Una nuova scoperta scientifica potrebbe rivoluzionare la nostra comprensione dei quasicristalli, materiali i cui atomi sono caratterizzati da simmetrie non periodiche, mai osservate nei cristalli tradizionali, e da straordinarie proprietà fisiche, come resistenza e durezza.

Ad annunciarlo è il team internazionale di ricerca guidato da Luca Bindi, docente di Mineralogia dell'Ateneo fiorentino. Lo studio ha individuato in un campione di roccia appartenente al Museo di Storia Naturale dell’Università di Firenze, una struttura molto simile a quella di un quasicristallo (detta “approssimante”). Questo materiale, rinvenuto a Kalgoorlie (Australia), presenta una struttura non identica ma con caratteristiche straordinariamente simili a quelle dei quasicristalli, di origine extraterrestre, ritrovati in due meteoriti precipitate anni fa in Russia e in Calabria. La scoperta, pubblicata sulla rivista American Mineralogist  potrebbe suggerire che tali strutture siano molto più comuni in natura di quanto si pensi.

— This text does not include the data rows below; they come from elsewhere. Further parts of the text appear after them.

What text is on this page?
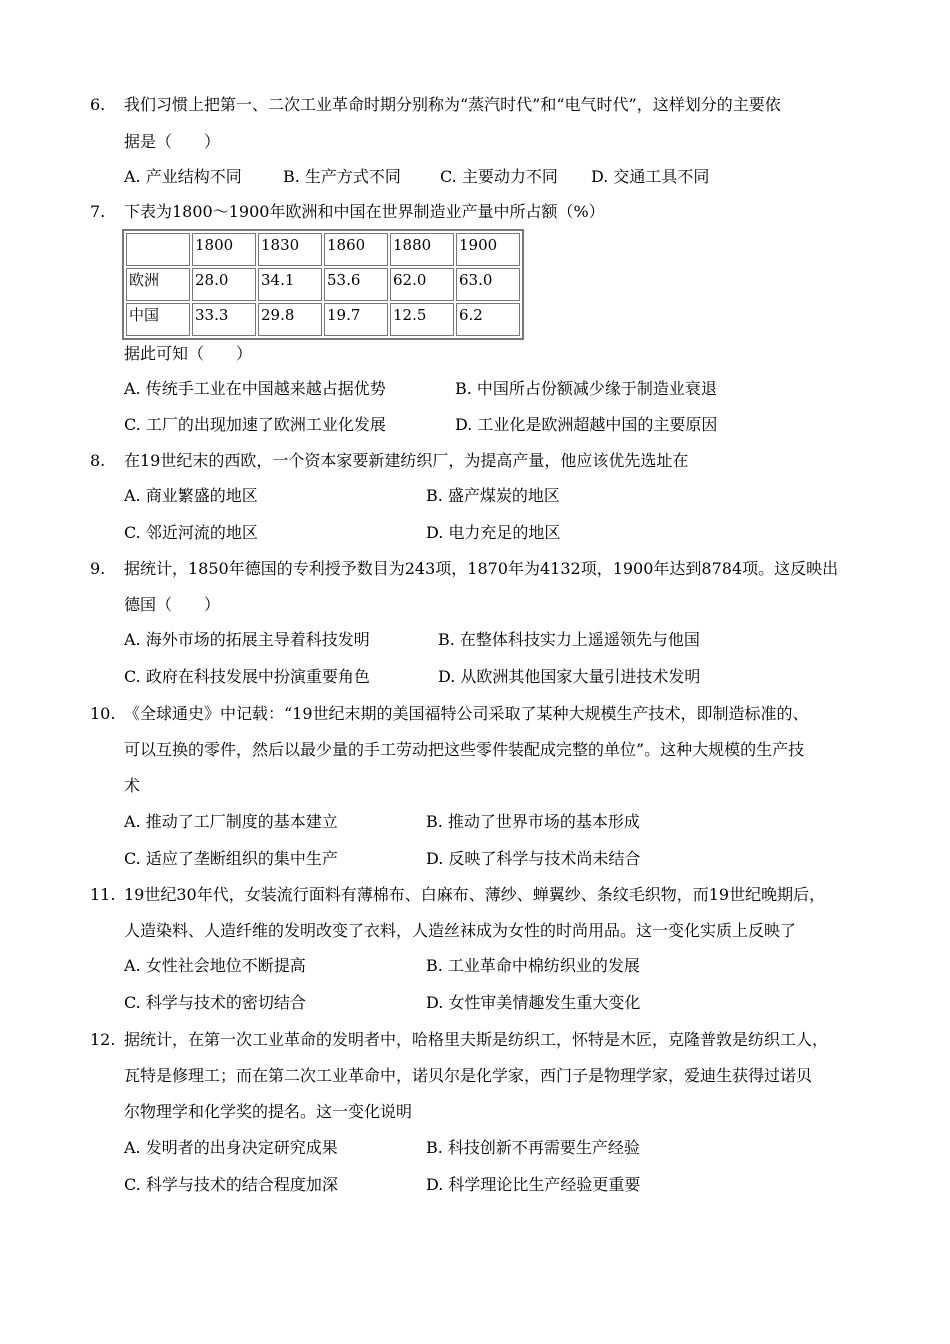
6. 我们习惯上把第一、二次工业革命时期分别称为“蒸汽时代”和“电气时代”，这样划分的主要依
据是（　　）
A. 产业结构不同	B. 生产方式不同 C. 主要动力不同 D. 交通工具不同
7. 下表为1800～1900年欧洲和中国在世界制造业产量中所占额（%）
	1800	1830	1860	1880	1900
欧洲	28.0	34.1	53.6	62.0	63.0
中国	33.3	29.8	19.7	12.5	6.2
据此可知（　　）
A. 传统手工业在中国越来越占据优势	B. 中国所占份额减少缘于制造业衰退
C. 工厂的出现加速了欧洲工业化发展	D. 工业化是欧洲超越中国的主要原因
8. 在19世纪末的西欧，一个资本家要新建纺织厂，为提高产量，他应该优先选址在
A. 商业繁盛的地区	B. 盛产煤炭的地区
C. 邻近河流的地区	D. 电力充足的地区
9. 据统计，1850年德国的专利授予数目为243项，1870年为4132项，1900年达到8784项。这反映出
德国（　　）
A. 海外市场的拓展主导着科技发明	B. 在整体科技实力上遥遥领先与他国
C. 政府在科技发展中扮演重要角色	D. 从欧洲其他国家大量引进技术发明
10. 《全球通史》中记载：“19世纪末期的美国福特公司采取了某种大规模生产技术，即制造标准的、
可以互换的零件，然后以最少量的手工劳动把这些零件装配成完整的单位”。这种大规模的生产技
术
A. 推动了工厂制度的基本建立	B. 推动了世界市场的基本形成
C. 适应了垄断组织的集中生产	D. 反映了科学与技术尚未结合
11. 19世纪30年代，女装流行面料有薄棉布、白麻布、薄纱、蝉翼纱、条纹毛织物，而19世纪晚期后，
人造染料、人造纤维的发明改变了衣料，人造丝袜成为女性的时尚用品。这一变化实质上反映了
A. 女性社会地位不断提高	B. 工业革命中棉纺织业的发展
C. 科学与技术的密切结合	D. 女性审美情趣发生重大变化
12. 据统计，在第一次工业革命的发明者中，哈格里夫斯是纺织工，怀特是木匠，克隆普敦是纺织工人，
瓦特是修理工；而在第二次工业革命中，诺贝尔是化学家，西门子是物理学家，爱迪生获得过诺贝
尔物理学和化学奖的提名。这一变化说明
A. 发明者的出身决定研究成果	B. 科技创新不再需要生产经验
C. 科学与技术的结合程度加深	D. 科学理论比生产经验更重要
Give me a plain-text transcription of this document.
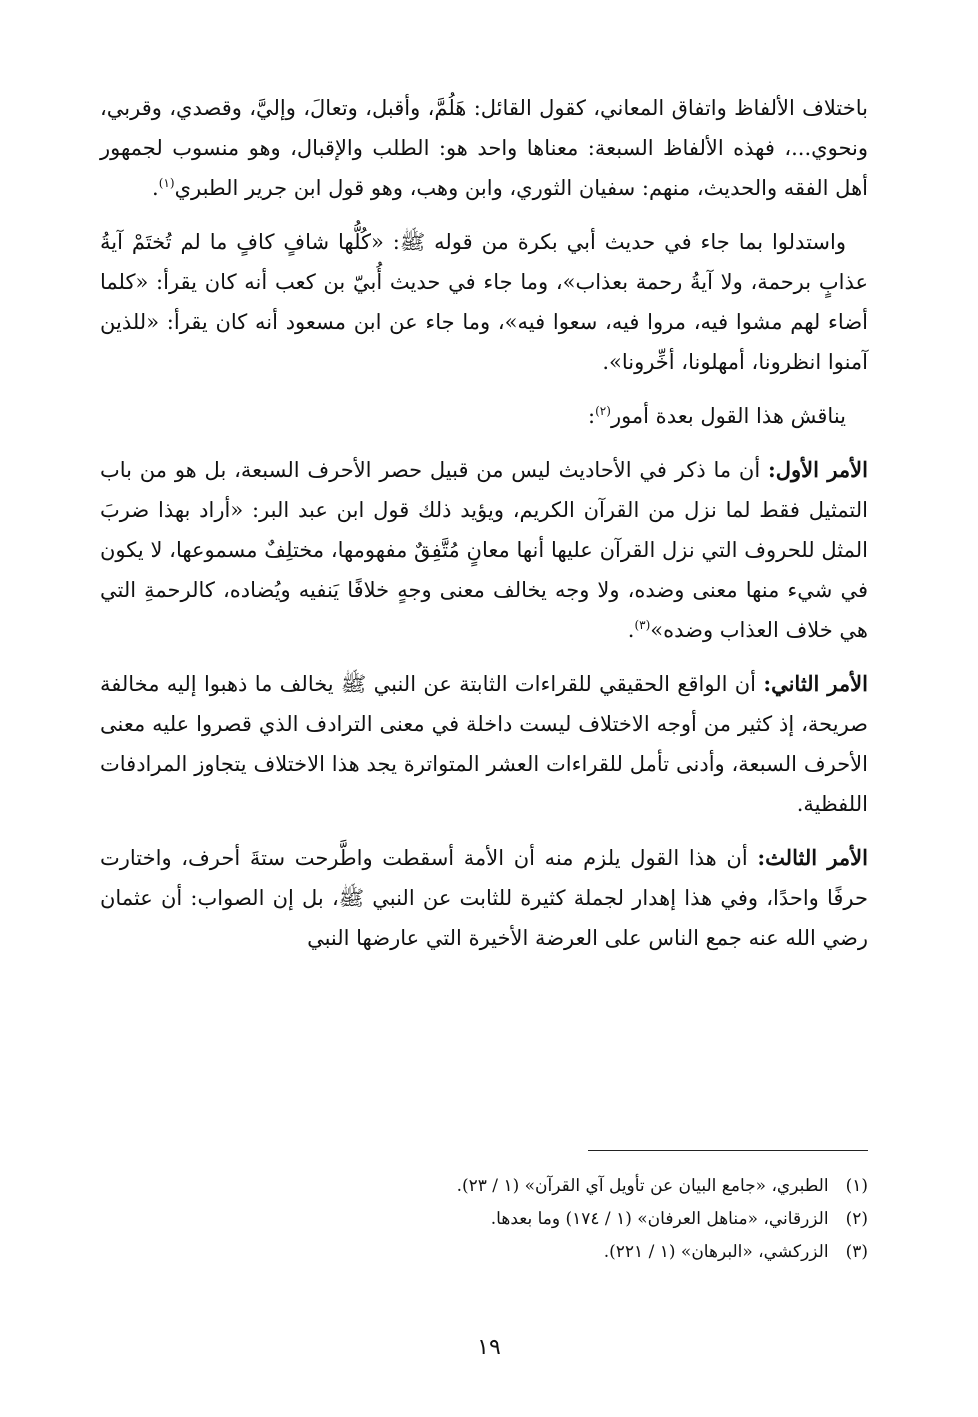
باختلاف الألفاظ واتفاق المعاني، كقول القائل: هَلُمَّ، وأقبل، وتعالَ، وإليَّ، وقصدي، وقربي، ونحوي...، فهذه الألفاظ السبعة: معناها واحد هو: الطلب والإقبال، وهو منسوب لجمهور أهل الفقه والحديث، منهم: سفيان الثوري، وابن وهب، وهو قول ابن جرير الطبري$^{(١)}$.

واستدلوا بما جاء في حديث أبي بكرة من قوله ﷺ: «كُلُّها شافٍ كافٍ ما لم تُختَمْ آيةُ عذابٍ برحمة، ولا آيةُ رحمة بعذاب»، وما جاء في حديث أُبيّ بن كعب أنه كان يقرأ: «كلما أضاء لهم مشوا فيه، مروا فيه، سعوا فيه»، وما جاء عن ابن مسعود أنه كان يقرأ: «للذين آمنوا انظرونا، أمهلونا، أخِّرونا».

يناقش هذا القول بعدة أمور$^{(٢)}$:

الأمر الأول: أن ما ذكر في الأحاديث ليس من قبيل حصر الأحرف السبعة، بل هو من باب التمثيل فقط لما نزل من القرآن الكريم، ويؤيد ذلك قول ابن عبد البر: «أراد بهذا ضربَ المثل للحروف التي نزل القرآن عليها أنها معانٍ مُتَّفِقٌ مفهومها، مختلِفٌ مسموعها، لا يكون في شيء منها معنى وضده، ولا وجه يخالف معنى وجهٍ خلافًا يَنفيه ويُضاده، كالرحمةِ التي هي خلاف العذاب وضده»$^{(٣)}$.

الأمر الثاني: أن الواقع الحقيقي للقراءات الثابتة عن النبي ﷺ يخالف ما ذهبوا إليه مخالفة صريحة، إذ كثير من أوجه الاختلاف ليست داخلة في معنى الترادف الذي قصروا عليه معنى الأحرف السبعة، وأدنى تأمل للقراءات العشر المتواترة يجد هذا الاختلاف يتجاوز المرادفات اللفظية.

الأمر الثالث: أن هذا القول يلزم منه أن الأمة أسقطت واطَّرحت ستةَ أحرف، واختارت حرفًا واحدًا، وفي هذا إهدار لجملة كثيرة للثابت عن النبي ﷺ، بل إن الصواب: أن عثمان رضي الله عنه جمع الناس على العرضة الأخيرة التي عارضها النبي

(١) الطبري، «جامع البيان عن تأويل آي القرآن» (١ / ٢٣).
(٢) الزرقاني، «مناهل العرفان» (١ / ١٧٤) وما بعدها.
(٣) الزركشي، «البرهان» (١ / ٢٢١).
١٩
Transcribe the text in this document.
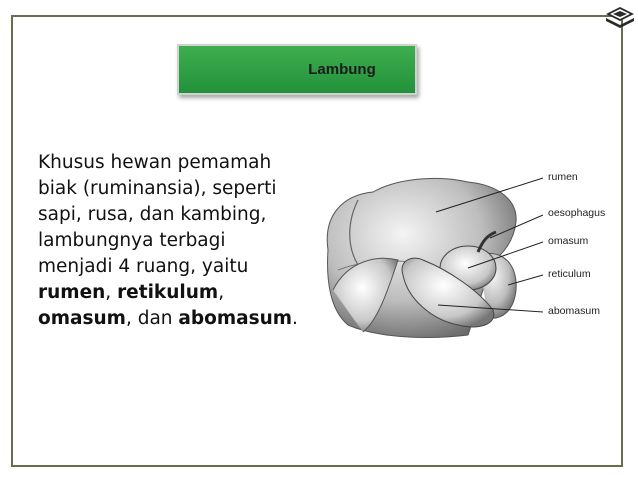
Lambung
Khusus hewan pemamah
biak (ruminansia), seperti
sapi, rusa, dan kambing,
lambungnya terbagi
menjadi 4 ruang, yaitu
rumen, retikulum,
omasum, dan abomasum.
rumen
oesophagus
omasum
reticulum
abomasum
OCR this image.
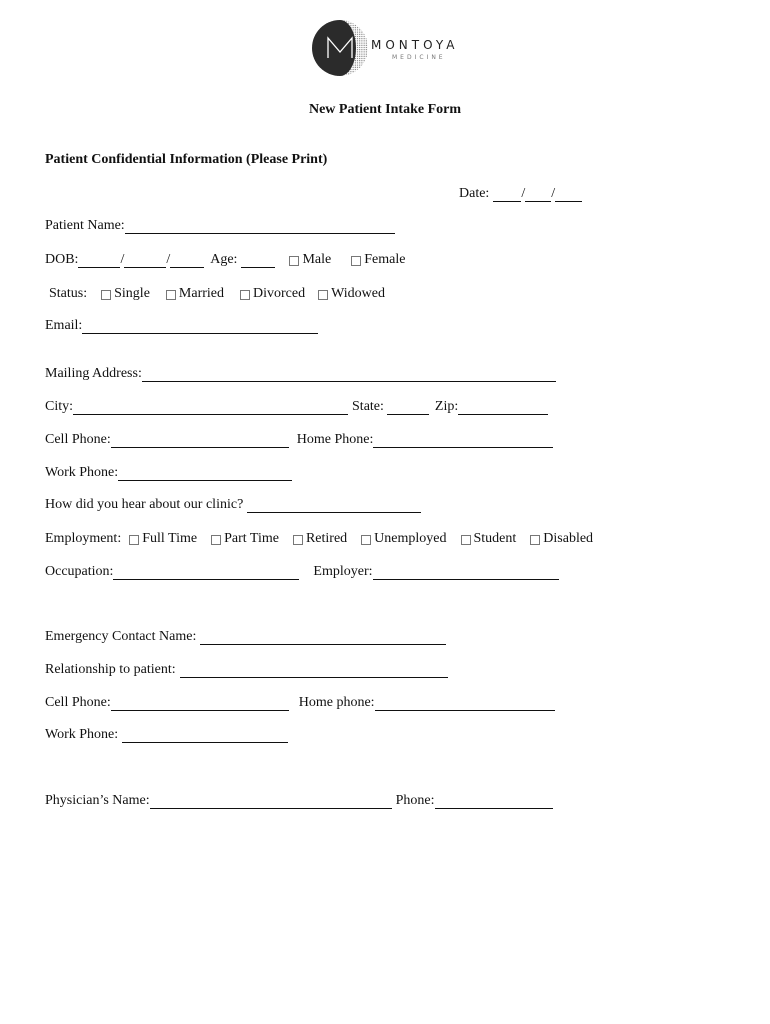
MONTOYA
MEDICINE
New Patient Intake Form
Patient Confidential Information (Please Print)
Date: / /
Patient Name:
DOB:	/	/	Age:	Male Female
Status: Single Married Divorced Widowed
Email:
Mailing Address:
City:	State:	Zip:
Cell Phone:	Home Phone:
Work Phone:
How did you hear about our clinic?
Employment: Full Time Part Time Retired Unemployed Student Disabled
Occupation:	Employer:
Emergency Contact Name:
Relationship to patient:
Cell Phone:	Home phone:
Work Phone:
Physician’s Name:	Phone:
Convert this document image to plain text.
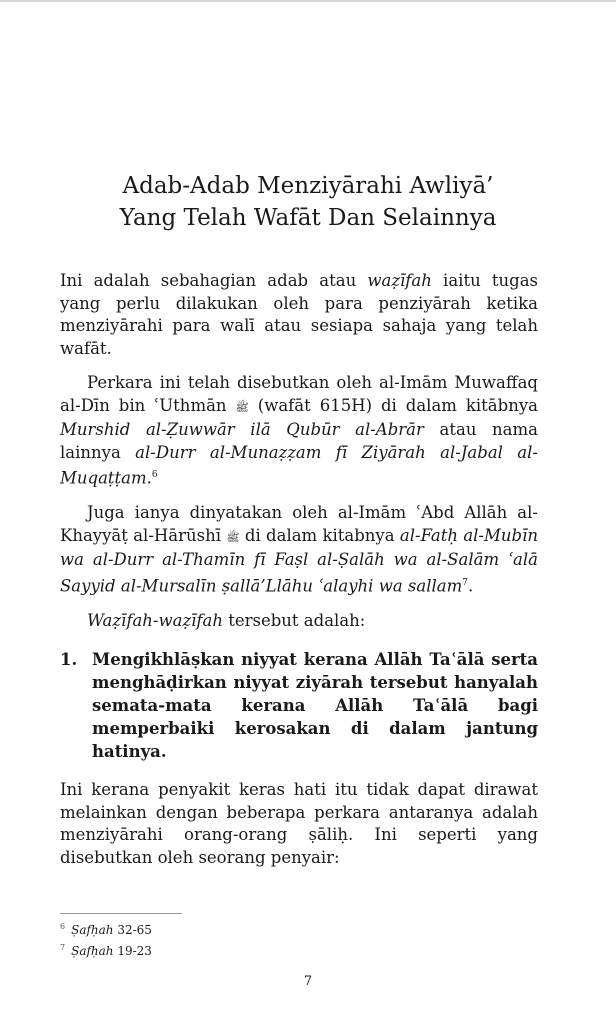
Adab-Adab Menziyārahi Awliyā’
Yang Telah Wafāt Dan Selainnya

Ini adalah sebahagian adab atau waẓīfah iaitu tugas yang perlu dilakukan oleh para penziyārah ketika menziyārahi para walī atau sesiapa sahaja yang telah wafāt.

Perkara ini telah disebutkan oleh al-Imām Muwaffaq al-Dīn bin ʿUthmān ﷺ (wafāt 615H) di dalam kitābnya Murshid al-Ẓuwwār ilā Qubūr al-Abrār atau nama lainnya al-Durr al-Munaẓẓam fī Ziyārah al-Jabal al-Muqaṭṭam.$^6$

Juga ianya dinyatakan oleh al-Imām ʿAbd Allāh al-Khayyāṭ al-Hārūshī ﷺ di dalam kitabnya al-Fatḥ al-Mubīn wa al-Durr al-Thamīn fī Faṣl al-Ṣalāh wa al-Salām ʿalā Sayyid al-Mursalīn ṣallā’Llāhu ʿalayhi wa sallam$^7$.

Waẓīfah-waẓīfah tersebut adalah:

1. Mengikhlāṣkan niyyat kerana Allāh Taʿālā serta menghāḍirkan niyyat ziyārah tersebut hanyalah semata-mata kerana Allāh Taʿālā bagi memperbaiki kerosakan di dalam jantung hatinya.

Ini kerana penyakit keras hati itu tidak dapat dirawat melainkan dengan beberapa perkara antaranya adalah menziyārahi orang-orang ṣāliḥ. Ini seperti yang disebutkan oleh seorang penyair:

$^6$ Ṣafḥah 32-65
$^7$ Ṣafḥah 19-23
7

La possibilità che i quasicristalli siano reperibili in natura è ritenuta, infatti, ancora poco probabile: i quasicristalli terrestri sono stati tutti creati artificialmente. E quelli di origine naturale provengono, appunto, dallo spazio. Tuttavia, il nuovo approssimante di quasicristallo cambierebbe radicalmente questa visione.

Il materiale ritrovato nel campione è stato analizzato attraverso tecniche avanzate come la diffrazione a raggi X e la microscopia elettronica – spiega Bindi –. Questo materiale potrebbe rappresentare un primo passo per comprendere come i quasicristalli possano formarsi in ambienti terrestri. Inoltre, nella scienza dei materiali il nostro studio potrebbe generare un importante cambiamento di prospettiva e rafforzare la teoria che vedrebbe i quasicristalli esistere in natura in ambienti mai considerati. Infine – conclude Bindi la nostra scoperta fornisce anche nuovi indizi sulla storia geologica della Terra, aprendo la strada a future indagini scientifiche”.